- Born: Bengaluru, India
- Education: The Doon School St. Xavier's College, Kolkata American College for the Applied Arts, London
- Occupations: Fashion designer Costume designer
- Years active: 1990-present
- Known for: Fashion design, costume design
- Website: www.manovirajkhosla.com

= Manoviraj Khosla =

Indian fashion designer

Manoviraj Khosla is an Indian fashion designer based in Bengaluru who retails under his eponymous label. He also works as a costume designer, whose work has featured in Indian films like Lessons in Forgetting.

==Education==
Khosla was educated at The Doon School in Dehradun, and then got a bachelor's degree in commerce from. St. Xavier's College, Kolkata.
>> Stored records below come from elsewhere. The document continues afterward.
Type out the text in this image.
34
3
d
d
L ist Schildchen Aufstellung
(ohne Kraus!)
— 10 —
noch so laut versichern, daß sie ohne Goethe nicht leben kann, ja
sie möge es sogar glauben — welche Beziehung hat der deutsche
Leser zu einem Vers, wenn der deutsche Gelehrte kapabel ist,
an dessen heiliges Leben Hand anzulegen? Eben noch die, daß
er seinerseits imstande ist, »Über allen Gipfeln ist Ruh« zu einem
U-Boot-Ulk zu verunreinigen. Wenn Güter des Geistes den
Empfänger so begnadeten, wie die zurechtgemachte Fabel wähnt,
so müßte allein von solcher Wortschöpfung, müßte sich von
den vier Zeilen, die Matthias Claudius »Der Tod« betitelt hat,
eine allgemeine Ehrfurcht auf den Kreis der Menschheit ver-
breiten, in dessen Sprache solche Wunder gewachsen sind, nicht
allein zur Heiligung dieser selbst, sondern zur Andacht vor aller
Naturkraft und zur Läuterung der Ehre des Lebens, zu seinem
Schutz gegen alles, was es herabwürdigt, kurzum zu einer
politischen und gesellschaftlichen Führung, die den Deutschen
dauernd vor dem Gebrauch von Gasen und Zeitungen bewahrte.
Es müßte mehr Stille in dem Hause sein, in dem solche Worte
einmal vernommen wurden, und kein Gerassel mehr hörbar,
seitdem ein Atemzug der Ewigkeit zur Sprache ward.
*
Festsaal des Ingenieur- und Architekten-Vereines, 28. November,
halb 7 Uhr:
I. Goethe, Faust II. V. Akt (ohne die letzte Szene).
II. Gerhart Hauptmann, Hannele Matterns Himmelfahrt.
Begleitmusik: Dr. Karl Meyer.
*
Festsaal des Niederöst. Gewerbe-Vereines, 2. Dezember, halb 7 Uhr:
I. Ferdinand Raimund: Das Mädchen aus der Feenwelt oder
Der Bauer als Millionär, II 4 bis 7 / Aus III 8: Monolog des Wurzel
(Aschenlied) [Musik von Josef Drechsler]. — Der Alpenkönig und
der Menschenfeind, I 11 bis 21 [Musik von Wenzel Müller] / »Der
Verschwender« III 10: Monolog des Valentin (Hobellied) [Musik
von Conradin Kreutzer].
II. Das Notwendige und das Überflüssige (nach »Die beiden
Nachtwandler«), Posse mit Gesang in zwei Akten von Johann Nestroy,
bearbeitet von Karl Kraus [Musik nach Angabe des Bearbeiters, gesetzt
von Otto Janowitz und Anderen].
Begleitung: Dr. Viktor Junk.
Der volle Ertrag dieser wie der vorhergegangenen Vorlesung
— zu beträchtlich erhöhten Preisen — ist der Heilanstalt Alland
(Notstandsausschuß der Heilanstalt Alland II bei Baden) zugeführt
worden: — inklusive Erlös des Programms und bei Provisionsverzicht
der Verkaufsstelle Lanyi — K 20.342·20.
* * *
He then went to study fashion design at the American College for the Applied Arts in London.

==Work==
Khosla launched his label in 1990, first producing menswear and later expanding to include womenswear. In 1995, Khosla launched his first 'Kingfisher Line' in association with the UB Group. The Kingfisher Line was later reinterpreted and launched in different versions in 2003 and 2010. In 2011, Khosla showcased his line at the first Force India Octane Nights fashion show. Khosla's style draws inspiration from both Indian and Western aesthetics, and focuses on experimenting with various cuts and fabrics. In contrast to luxury Indian couture labels, Khosla ensures affordability of the pieces produced under his label.